Yes — most ingredients in this recipe have flexible swaps. For oil, use any neutral high-smoke-point oil (avocado, grapeseed, refined coconut). For aromatics, dried herbs at ⅓ the volume of fresh work in a pinch. The full ingredient list is shoppable on Instacart so you can see substitutes in real time.
How do I scale Pan-Seared Salmon with Rosemary and Lemon, Roasted Asparagus for a different number of people?
The recipe is written for 4 servings. Multiply each ingredient by (your serving target / 4). Cook time stays roughly the same up to 2x; for 3-4x batches, switch from a skillet to a sheet pan or stockpot so the food isn't crowded — overcrowding steams instead of browns.
Is Pan-Seared Salmon with Rosemary and Lemon, Roasted Asparagus gluten-free?
Yes — this recipe is tagged gluten-free, dairy-free, low-carb based on its ingredient list.
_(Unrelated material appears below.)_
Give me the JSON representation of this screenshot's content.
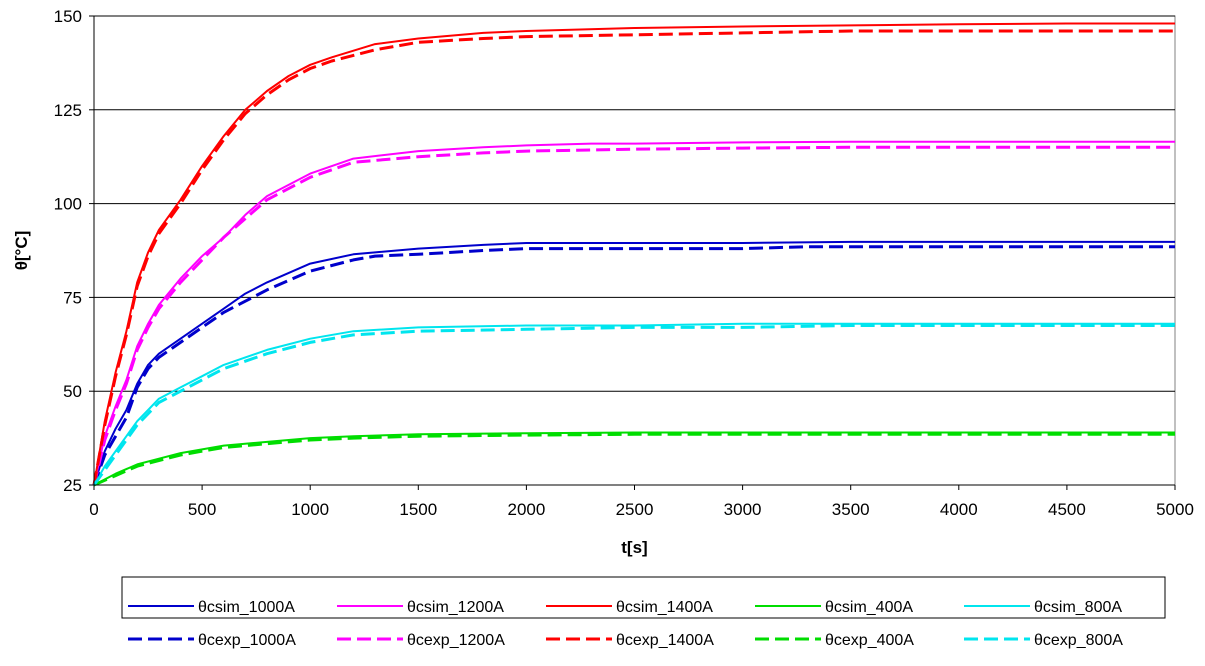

Always cross-check labels for packaged ingredients (sauces, broths, condiments) since formulations vary by brand.
What others are saying
- ★★★★★
Loved it! So simple and flavorful. The asparagus was tender but not mushy.
- ★★★★★
This recipe was a hit with my whole family. The salmon was perfectly cooked and the rosemary lemon sauce was divine.